Atletica, il direttore tecnico La Torre parla degli azzurri per le Olimpiadi: «Tokyo non è un traguardo»
Atletica Antonio La Torre e Alfio Giomi, presidente Fidal - foto fidal.it

Atletica, il direttore tecnico La Torre parla degli azzurri per le Olimpiadi: «Tokyo non è un traguardo»

Il direttore tecnico delle squadre nazionali di atletica leggera Antonio La Torre ha commentato alla Fidal le convocazioni azzurre per le Olimpiadi di Tokyo

«Gimbo Tamberi leader indiscusso della nostra squadra, Marcell Jacobs vuole - e può - fare a spallate con gli sprinter americani, e non dimentichiamo la classe di Filippo Tortu finalista mondiale a Doha».

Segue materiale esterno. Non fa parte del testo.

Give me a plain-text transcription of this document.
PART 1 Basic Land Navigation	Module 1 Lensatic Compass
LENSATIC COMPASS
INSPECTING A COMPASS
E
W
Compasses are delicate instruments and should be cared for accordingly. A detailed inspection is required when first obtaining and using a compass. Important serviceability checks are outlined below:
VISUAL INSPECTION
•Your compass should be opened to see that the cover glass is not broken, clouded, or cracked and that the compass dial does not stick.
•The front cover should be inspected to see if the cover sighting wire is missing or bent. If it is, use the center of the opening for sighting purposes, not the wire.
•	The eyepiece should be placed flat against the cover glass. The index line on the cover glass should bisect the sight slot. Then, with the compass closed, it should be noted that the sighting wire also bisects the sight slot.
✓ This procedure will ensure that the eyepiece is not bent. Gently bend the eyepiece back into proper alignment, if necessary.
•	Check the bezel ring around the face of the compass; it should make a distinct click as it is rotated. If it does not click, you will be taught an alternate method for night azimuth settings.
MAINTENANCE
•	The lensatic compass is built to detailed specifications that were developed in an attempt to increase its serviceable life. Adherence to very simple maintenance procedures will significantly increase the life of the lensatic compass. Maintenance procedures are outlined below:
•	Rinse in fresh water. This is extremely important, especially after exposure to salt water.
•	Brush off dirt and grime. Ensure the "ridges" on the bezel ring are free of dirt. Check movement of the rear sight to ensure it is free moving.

Il direttore tecnico delle squadre nazionali di atletica leggera Antonio La Torre ha commentato alla Fidal le convocazioni azzurre per le Olimpiadi di Tokyo. Sono diversi i brianzoli tra i 76 che partiranno per il Giappone: Filippo Tortu da Carate Brianza per lo sprint e la 4x100, Vladimir Aceti da Giussano, nella staffetta sul giro di pista e la staffetta mista. Entrambi sono tesserati Fiamme Gialle. E poi gli atleti “adottati” come Linda Olivieri (Fiamme Oro) allenata da Giorgio Ripamonti e tesserata anche Atletica Monza o Eleonora Giorgi (Fiamme Azzurre), la marciatrice iridata della 20 km cresciuta a Cabiate.

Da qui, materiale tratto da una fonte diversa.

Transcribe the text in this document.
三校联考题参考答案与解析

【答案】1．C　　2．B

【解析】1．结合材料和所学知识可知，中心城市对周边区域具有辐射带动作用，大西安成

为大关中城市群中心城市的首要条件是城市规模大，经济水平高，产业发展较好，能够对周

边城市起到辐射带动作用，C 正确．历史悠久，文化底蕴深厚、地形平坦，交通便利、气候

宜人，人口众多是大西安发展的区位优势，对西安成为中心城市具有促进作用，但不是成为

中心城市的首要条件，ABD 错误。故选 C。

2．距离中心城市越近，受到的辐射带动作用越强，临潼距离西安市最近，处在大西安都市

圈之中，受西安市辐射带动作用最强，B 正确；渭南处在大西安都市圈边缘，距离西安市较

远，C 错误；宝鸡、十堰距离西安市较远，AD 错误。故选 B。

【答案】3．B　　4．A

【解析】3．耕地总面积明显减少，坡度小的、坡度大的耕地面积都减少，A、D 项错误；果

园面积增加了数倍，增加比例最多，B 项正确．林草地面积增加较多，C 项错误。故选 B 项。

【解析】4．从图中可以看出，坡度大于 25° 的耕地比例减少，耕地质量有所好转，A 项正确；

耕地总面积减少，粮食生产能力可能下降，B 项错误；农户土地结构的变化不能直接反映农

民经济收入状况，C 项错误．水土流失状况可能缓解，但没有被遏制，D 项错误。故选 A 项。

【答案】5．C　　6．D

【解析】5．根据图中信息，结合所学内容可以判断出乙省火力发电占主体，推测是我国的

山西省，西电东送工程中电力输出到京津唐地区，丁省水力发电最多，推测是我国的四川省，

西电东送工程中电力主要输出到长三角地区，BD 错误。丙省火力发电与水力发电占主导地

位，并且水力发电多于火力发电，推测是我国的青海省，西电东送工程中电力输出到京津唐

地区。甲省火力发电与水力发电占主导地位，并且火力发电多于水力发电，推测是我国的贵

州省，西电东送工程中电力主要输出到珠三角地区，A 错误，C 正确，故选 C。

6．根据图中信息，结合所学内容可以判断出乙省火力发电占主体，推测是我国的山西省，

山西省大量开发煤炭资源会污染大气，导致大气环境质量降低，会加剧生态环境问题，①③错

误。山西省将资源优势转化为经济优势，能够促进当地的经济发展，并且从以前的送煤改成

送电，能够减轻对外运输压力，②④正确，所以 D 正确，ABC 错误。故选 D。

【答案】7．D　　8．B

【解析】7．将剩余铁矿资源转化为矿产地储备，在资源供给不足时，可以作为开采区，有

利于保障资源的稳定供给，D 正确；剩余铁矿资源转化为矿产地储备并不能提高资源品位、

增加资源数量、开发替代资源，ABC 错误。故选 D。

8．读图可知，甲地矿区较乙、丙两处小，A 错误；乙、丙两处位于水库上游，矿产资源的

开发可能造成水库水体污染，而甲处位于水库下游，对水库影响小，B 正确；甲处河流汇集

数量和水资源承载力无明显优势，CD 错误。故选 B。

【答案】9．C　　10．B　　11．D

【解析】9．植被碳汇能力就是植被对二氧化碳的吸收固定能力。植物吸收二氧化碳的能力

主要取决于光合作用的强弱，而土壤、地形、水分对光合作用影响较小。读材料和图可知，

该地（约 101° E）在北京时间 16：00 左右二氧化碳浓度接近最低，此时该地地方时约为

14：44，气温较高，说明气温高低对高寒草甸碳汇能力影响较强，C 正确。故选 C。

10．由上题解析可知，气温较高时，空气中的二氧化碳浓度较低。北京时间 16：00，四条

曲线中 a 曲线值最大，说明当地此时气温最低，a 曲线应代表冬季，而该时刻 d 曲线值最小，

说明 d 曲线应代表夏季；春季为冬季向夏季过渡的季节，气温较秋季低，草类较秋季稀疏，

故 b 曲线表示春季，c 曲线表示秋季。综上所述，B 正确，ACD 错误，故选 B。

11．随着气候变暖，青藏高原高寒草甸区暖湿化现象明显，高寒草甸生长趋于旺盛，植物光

E Elena Bellò (Fiamme Azzurre), l’ottocentista vicentina che seguendo il cuore di recente si è trasferita a vivere a Carate Brianza e ad allenarsi sul nuovo anello di Giussano con Alessandro Simonelli, coach Vis Nova anche di Aceti.

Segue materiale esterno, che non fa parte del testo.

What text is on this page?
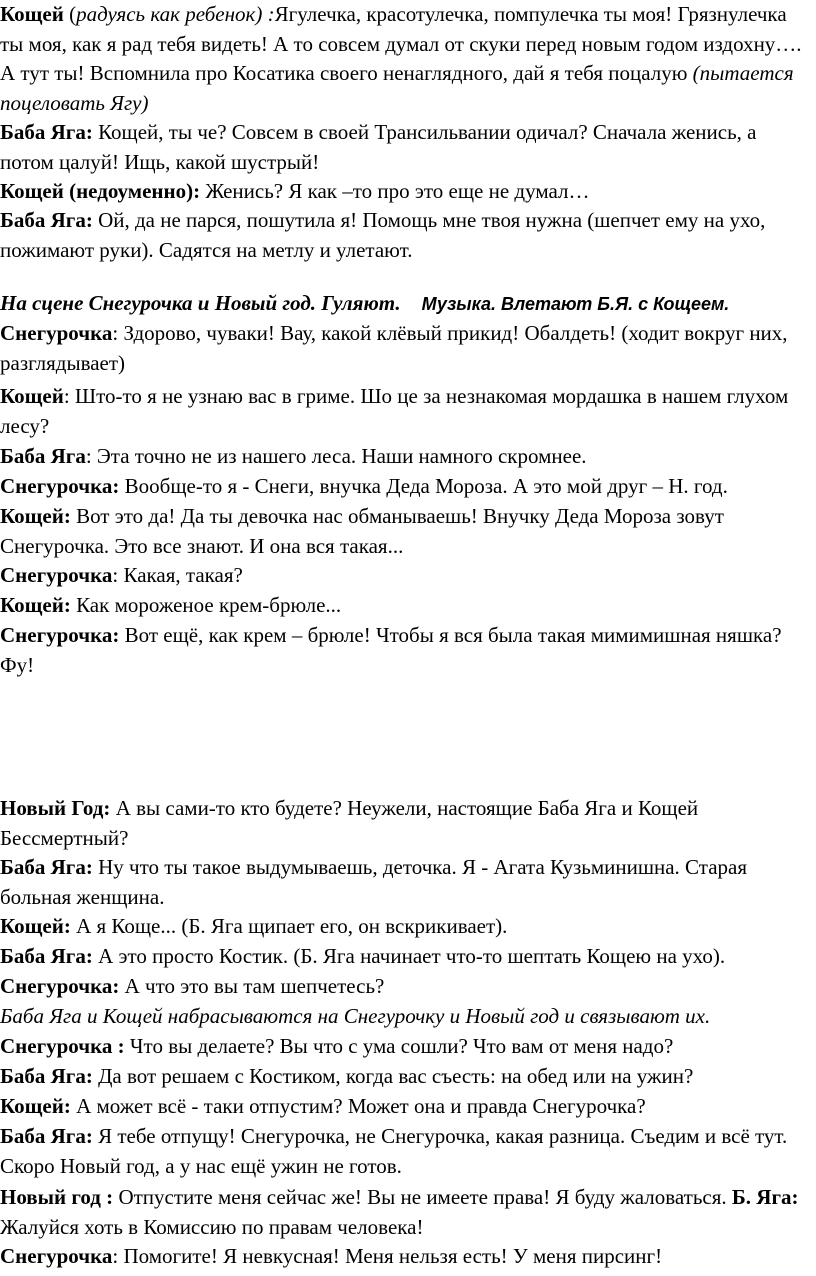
Кощей (радуясь как ребенок) :Ягулечка, красотулечка, помпулечка ты моя! Грязнулечка ты моя, как я рад тебя видеть! А то совсем думал от скуки перед новым годом издохну…. А тут ты! Вспомнила про Косатика своего ненаглядного, дай я тебя поцалую (пытается поцеловать Ягу)

Баба Яга: Кощей, ты че? Совсем в своей Трансильвании одичал? Сначала женись, а потом цалуй! Ищь, какой шустрый!

Кощей (недоуменно): Женись? Я как –то про это еще не думал…

Баба Яга: Ой, да не парся, пошутила я! Помощь мне твоя нужна (шепчет ему на ухо, пожимают руки). Садятся на метлу и улетают.

На сцене Снегурочка и Новый год. Гуляют. Музыка. Влетают Б.Я. с Кощеем.

Снегурочка: Здорово, чуваки! Вау, какой клёвый прикид! Обалдеть! (ходит вокруг них, разглядывает)

Кощей: Што-то я не узнаю вас в гриме. Шо це за незнакомая мордашка в нашем глухом лесу?

Баба Яга: Эта точно не из нашего леса. Наши намного скромнее.

Снегурочка: Вообще-то я - Снеги, внучка Деда Мороза. А это мой друг – Н. год.

Кощей: Вот это да! Да ты девочка нас обманываешь! Внучку Деда Мороза зовут Снегурочка. Это все знают. И она вся такая...

Снегурочка: Какая, такая?

Кощей: Как мороженое крем-брюле...

Снегурочка: Вот ещё, как крем – брюле! Чтобы я вся была такая мимимишная няшка? Фу!

Новый Год: А вы сами-то кто будете? Неужели, настоящие Баба Яга и Кощей Бессмертный?

Баба Яга: Ну что ты такое выдумываешь, деточка. Я - Агата Кузьминишна. Старая больная женщина.

Кощей: А я Коще... (Б. Яга щипает его, он вскрикивает).

Баба Яга: А это просто Костик. (Б. Яга начинает что-то шептать Кощею на ухо).

Снегурочка: А что это вы там шепчетесь?

Баба Яга и Кощей набрасываются на Снегурочку и Новый год и связывают их.

Снегурочка : Что вы делаете? Вы что с ума сошли? Что вам от меня надо?

Баба Яга: Да вот решаем с Костиком, когда вас съесть: на обед или на ужин?

Кощей: А может всё - таки отпустим? Может она и правда Снегурочка?

Баба Яга: Я тебе отпущу! Снегурочка, не Снегурочка, какая разница. Съедим и всё тут. Скоро Новый год, а у нас ещё ужин не готов.

Новый год : Отпустите меня сейчас же! Вы не имеете права! Я буду жаловаться. Б. Яга: Жалуйся хоть в Комиссию по правам человека!

Снегурочка: Помогите! Я невкусная! Меня нельзя есть! У меня пирсинг!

È la spedizione azzurra dell’atletica più numerosa di sempre.

“Ai ragazzi dico: essere arrivati a Tokyo non è un traguardo. Il traguardo è fare un passo in avanti rispetto a ciò che si è fatto finora - ha detto La Torre - Non andiamo a fare shopping al villaggio olimpico. Ognuno dovrà andare a Tokyo sapendo di aver meritato la convocazione, con fatica e impegno, in questo periodo difficile caratterizzato dalla pandemia. Ma bisogna andarci con la giusta concentrazione, senza sentirsi appagati. Senza accontentarsi. E senza farsi bruciare dal contesto. Da tutta la spedizione mi aspetto che ci si esprima a testa alta, consapevoli che l’élite del mondo è ancora parecchio avanti ma che nel frattempo siamo cresciuti anche noi, ed è cresciuta la consapevolezza nelle nostre potenzialità”.

Detto di Tortu, che ai Mondiali Doha era cresciuto dalle batterie fino alla finale mostrando il suo potenziale e l’auspicio è che replichi alle olimpiadi dopo tre gare di avvicinamento contro vento, La Torre della 4x100 maschile ha detto che «ha grandi potenzialità e con tutti i quartetti lotteremo», mentre «per quanto riguarda la strada, Giorgi e Palmisano hanno saputo regalarci il meglio negli ultimi anni a livello internazionale».